My family and I left for Dnipropetrovsk but we kept calling each other. She was complaining that they took off all Ukrainian display stands, that they forced everyone to join Zakharchenko’s party, that they demanded to hail DPR, which was disgusting to her. We found a job and accommodation for her in Dnipropetrovsk. She settled the issue with the passes needed to get through the checkpoints. Then all of a sudden, she called and told us she was not coming.
It turned out that she had said at work that she was going to her sister’s (telling that you are leaving for
Ukraine is dangerous). But she didn’t make it — a man dressed in “DPR” clothes, some “security officer”, came to see her and told her to stay, “It’s all going to be all right for you, there is no need for you to leave”. Then he reminded her how she badmouthed militiamen, scolded “DPR” and voiced her pro-Ukrainian opinions. Except that she only did it while talking to her closest friends whom she confided in completely.
“I can’t tell you everything on the phone, but I’m not coming.

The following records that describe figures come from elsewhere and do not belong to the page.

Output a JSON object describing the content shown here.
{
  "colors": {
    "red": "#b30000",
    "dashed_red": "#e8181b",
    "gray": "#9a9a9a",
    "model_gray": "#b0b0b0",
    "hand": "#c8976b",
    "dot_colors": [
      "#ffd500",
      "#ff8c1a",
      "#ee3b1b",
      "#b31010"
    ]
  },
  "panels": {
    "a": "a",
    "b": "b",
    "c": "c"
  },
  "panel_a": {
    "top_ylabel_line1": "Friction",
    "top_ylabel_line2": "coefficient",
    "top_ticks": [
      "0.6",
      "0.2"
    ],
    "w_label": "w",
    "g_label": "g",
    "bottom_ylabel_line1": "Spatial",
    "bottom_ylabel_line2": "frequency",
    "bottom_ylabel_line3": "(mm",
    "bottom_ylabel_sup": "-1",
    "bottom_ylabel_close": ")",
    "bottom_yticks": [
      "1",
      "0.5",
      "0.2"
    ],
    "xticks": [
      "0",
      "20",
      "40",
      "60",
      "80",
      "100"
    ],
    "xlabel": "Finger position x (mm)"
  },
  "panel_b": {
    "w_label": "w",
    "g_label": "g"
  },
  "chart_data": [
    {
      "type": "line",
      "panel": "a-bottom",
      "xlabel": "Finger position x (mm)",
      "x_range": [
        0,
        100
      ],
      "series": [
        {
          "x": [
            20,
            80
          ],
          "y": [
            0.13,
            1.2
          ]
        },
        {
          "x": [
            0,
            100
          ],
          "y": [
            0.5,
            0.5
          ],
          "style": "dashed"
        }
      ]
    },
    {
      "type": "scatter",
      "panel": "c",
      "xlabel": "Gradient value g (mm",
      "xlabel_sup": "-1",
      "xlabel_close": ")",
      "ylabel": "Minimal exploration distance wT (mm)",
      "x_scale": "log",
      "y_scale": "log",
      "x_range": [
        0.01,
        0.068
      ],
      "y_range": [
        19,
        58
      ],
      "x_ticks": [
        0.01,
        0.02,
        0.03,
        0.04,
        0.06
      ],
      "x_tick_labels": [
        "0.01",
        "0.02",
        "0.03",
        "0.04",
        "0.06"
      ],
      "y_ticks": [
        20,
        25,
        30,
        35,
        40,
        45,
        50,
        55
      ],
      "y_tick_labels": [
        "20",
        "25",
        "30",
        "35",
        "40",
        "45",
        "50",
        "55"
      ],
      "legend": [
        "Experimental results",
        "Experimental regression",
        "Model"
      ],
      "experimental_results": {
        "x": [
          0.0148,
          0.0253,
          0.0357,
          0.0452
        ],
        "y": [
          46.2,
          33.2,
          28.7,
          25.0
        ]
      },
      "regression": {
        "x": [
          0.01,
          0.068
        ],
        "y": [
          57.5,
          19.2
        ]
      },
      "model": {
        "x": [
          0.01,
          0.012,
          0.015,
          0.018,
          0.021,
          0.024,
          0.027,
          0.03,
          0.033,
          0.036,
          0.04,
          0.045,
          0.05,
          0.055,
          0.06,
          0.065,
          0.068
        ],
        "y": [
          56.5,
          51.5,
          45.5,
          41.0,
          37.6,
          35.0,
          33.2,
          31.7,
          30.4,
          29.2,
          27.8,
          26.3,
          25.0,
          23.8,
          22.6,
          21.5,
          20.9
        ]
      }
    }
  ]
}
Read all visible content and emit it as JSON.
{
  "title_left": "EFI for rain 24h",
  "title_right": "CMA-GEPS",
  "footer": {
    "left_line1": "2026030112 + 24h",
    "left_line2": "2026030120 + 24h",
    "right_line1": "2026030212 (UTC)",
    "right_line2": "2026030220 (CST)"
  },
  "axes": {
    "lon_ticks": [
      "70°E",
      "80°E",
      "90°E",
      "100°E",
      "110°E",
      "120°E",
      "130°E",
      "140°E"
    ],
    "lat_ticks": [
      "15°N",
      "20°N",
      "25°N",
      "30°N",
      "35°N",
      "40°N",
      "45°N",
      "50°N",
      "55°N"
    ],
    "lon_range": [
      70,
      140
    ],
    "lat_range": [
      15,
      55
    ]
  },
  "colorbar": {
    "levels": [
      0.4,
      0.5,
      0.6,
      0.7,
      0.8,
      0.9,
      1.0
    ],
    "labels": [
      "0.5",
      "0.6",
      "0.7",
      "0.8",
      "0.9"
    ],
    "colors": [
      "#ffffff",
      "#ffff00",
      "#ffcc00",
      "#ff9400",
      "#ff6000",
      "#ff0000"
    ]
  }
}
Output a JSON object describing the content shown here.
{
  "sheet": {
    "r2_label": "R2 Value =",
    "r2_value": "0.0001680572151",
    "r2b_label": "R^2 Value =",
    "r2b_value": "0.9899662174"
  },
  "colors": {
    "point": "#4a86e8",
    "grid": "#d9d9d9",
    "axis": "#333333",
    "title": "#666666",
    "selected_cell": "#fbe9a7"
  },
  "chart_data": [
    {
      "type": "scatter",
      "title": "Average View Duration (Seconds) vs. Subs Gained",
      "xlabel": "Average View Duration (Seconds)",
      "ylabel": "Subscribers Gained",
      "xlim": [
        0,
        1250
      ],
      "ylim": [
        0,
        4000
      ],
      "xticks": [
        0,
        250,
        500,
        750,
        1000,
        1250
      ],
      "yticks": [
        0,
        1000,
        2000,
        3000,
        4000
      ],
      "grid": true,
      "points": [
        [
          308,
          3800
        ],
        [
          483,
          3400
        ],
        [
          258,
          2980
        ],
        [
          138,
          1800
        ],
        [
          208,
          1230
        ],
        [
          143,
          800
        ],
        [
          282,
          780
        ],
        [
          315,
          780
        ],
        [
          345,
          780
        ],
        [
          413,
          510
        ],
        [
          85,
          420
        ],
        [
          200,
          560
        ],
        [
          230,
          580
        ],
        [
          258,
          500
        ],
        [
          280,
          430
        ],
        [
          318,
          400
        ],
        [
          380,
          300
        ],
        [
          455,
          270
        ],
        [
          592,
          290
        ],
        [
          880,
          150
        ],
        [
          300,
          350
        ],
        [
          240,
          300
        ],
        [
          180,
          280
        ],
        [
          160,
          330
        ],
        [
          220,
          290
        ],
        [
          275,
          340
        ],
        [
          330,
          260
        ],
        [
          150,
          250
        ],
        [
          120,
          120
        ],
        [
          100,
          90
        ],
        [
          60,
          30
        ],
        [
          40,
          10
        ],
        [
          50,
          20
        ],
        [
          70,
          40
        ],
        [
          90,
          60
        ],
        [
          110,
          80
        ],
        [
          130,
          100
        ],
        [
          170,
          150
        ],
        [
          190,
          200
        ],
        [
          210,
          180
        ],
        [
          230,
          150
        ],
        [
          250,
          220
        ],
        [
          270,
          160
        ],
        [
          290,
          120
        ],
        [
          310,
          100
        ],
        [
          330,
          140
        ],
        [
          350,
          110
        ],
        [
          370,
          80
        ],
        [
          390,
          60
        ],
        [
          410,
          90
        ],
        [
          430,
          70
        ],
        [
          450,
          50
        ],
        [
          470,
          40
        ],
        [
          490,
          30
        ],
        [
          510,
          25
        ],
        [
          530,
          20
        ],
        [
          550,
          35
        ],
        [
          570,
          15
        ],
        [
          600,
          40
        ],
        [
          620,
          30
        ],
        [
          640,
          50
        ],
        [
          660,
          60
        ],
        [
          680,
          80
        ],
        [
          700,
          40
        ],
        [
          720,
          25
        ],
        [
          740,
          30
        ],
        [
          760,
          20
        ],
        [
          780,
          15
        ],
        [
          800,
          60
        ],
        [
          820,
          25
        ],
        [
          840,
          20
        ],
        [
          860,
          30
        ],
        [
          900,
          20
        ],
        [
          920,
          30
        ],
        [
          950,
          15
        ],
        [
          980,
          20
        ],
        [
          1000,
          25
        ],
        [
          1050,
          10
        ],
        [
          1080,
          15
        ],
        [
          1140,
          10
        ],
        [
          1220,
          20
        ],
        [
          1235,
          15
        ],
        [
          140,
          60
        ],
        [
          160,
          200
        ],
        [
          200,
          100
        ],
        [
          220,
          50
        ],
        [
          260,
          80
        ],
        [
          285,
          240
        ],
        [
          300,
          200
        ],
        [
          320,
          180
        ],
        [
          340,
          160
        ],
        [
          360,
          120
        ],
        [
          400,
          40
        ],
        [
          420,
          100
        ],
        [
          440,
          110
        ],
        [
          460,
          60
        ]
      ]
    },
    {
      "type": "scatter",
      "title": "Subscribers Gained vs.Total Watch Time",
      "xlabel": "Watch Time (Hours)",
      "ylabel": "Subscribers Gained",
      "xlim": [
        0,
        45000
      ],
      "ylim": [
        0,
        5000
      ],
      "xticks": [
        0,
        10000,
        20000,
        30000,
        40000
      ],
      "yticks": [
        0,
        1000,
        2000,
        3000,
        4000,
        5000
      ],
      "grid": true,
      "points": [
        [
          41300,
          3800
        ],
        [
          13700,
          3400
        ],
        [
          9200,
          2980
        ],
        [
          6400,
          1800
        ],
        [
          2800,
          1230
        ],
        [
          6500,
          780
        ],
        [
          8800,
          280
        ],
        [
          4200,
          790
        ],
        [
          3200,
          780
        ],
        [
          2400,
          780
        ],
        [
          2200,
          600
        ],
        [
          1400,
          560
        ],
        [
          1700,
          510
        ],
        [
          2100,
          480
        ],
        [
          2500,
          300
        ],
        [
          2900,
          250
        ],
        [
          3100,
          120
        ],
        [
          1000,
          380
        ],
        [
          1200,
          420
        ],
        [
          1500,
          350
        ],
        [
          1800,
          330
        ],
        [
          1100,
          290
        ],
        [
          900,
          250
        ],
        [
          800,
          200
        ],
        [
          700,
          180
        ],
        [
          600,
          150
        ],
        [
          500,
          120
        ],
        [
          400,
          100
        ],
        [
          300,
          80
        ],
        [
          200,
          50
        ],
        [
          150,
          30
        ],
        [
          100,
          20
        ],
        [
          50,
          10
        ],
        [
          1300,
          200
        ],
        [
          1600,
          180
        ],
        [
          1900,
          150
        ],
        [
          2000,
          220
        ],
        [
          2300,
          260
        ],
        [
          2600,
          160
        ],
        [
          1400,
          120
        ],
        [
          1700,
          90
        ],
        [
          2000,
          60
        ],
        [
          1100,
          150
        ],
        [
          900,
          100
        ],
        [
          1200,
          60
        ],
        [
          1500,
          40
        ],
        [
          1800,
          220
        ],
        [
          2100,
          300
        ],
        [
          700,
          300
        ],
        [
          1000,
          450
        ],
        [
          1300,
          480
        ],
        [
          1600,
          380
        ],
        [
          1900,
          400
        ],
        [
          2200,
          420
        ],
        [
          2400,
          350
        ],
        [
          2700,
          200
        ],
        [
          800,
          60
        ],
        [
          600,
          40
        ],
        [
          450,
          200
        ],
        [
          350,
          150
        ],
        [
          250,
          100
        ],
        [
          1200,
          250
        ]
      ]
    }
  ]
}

If they seize me on my way out, I don’t know what’s going to happen to me,” — she said.
We never talked again.
For a notebook
— A supply manager went missing in the 36th school, the one in the 88th quarter. In summer 2014, she did not let the militia inside the school. Back then, they camped around the school and wanted to occupy some of the school premises, but she did not let them. The school building also hosted a kindergarten, and the manager told the militia that the military had no business next to children. The militants ranted at first, then occupied the whole territory around the school. And she passed by their posts every day on her way to the school.
Then she got captured. It turned out that she was noting down the militants’ moves — how many of them came or left, and at what time. Only none of her colleagues believes she was a Ukrainian spy as she did not even try to hide the notebook – she always had it in places where everyone could see it.
Those who knew her said she was generally a weird and stern woman. She was fond of recording, registering and counting everything. She had lots of notebooks where she kept her records of virtually everything – she would measure the weight in kg of building supplies delivered to the school or wander around the school taking down and numbering everything. She was very keen on numbers.
After she had been captured by the militants, she was lost and nobody saw her ever since. I think she would have turned up if she’d still been alive. But since she hadn’t, she might have been killed.